At 23, fresh out of college and with an understanding girlfriend who would later become his wife, Stevens went for it.

Nothing overly unique there.

But anyone who has spent any time in college sports knows the progress curve for a post-grad assistant rarely bends as sharply upward as Stevens' did.

None of his three coaching counterparts in the Final Four are within 20 years of him. All have been major successes. All were still paying their dues a decade into their coaching careers.

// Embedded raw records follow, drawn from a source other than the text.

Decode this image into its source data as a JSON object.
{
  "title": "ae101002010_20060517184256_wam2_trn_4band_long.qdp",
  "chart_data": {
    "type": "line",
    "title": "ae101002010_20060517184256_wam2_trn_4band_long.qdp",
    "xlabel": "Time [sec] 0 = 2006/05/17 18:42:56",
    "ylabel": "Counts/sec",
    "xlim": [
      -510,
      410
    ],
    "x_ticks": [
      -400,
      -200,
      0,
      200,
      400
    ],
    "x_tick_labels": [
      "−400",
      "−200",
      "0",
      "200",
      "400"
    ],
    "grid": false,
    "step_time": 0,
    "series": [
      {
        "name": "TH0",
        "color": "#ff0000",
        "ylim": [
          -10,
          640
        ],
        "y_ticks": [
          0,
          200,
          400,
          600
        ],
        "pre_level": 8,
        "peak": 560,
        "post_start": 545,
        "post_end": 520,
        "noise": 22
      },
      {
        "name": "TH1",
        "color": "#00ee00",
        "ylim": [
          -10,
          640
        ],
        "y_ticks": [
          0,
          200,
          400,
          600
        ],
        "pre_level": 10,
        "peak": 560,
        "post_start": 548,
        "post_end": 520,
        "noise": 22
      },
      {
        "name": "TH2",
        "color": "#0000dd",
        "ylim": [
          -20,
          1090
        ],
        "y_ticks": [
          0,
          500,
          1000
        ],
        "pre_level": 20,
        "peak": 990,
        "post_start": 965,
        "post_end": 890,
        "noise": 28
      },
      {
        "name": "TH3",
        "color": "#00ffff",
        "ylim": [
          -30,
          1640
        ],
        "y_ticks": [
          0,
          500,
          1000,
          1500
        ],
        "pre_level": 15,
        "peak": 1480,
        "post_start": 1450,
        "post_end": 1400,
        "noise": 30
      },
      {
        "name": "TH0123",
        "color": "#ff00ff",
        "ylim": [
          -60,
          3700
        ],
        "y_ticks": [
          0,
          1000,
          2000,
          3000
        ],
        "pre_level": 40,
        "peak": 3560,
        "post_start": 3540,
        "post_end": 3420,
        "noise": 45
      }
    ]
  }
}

Duke's Mike Krzyzewski, 63, spent three years in his post-grad life serving in the Army and coaching service teams. He got a job as an assistant to Bob Knight at Indiana, then returned to Army for five years as head coach before heading to Duke, which didn't become a regular in the big-time until Coach K had been there a while. His first trip to the Final Four with the Blue Devils came in 1986, when Stevens was 10.

Bob Huggins, 56, of West Virginia spent the first dozen years of his career bouncing between assistant jobs at big schools and head coaching jobs at small schools before he got his first whiff of big-time success at Cincinnati.

Tom Izzo, 55, coached at Ishpeming High in the Upper Peninsula, then went to his alma mater, Northern Michigan, as an assistant, before spending 12 seasons as Jud Heathcote's assistant at Michigan State. He took over the Spartans in 1995.

"I've been very impressed with Brad, how he's handled everything," said Izzo, who will coach against Stevens on Saturday in the national semifinals.

"He seems like a very humble guy -- a blue-collar guy with a white-collar way of putting it," Izzo said.

Stevens said he never put a timeline or a deadline on his coaching pursuit, even though the money at the entry level of that profession lands most people below the poverty line.

"I was told by a person at Lilly, early in my time, that the secret is just to do the job to the best of your ability and don't worry about anything else," Stevens said.

To get in the door, Stevens got current Ohio State coach Thad Matta to hire him at Butler as a low-paid administrator. When Matta left, Todd Lickliter became head coach and made Stevens a full-time assistant.

Lickliter's departure for Iowa after the 2006-07 season put Butler in a bind -- without little time to find a replacement, lest the Bulldogs lose their recruiting class. Lickliter left on a Monday. Stevens had an interview on Tuesday, another on Wednesday and a contract by that night.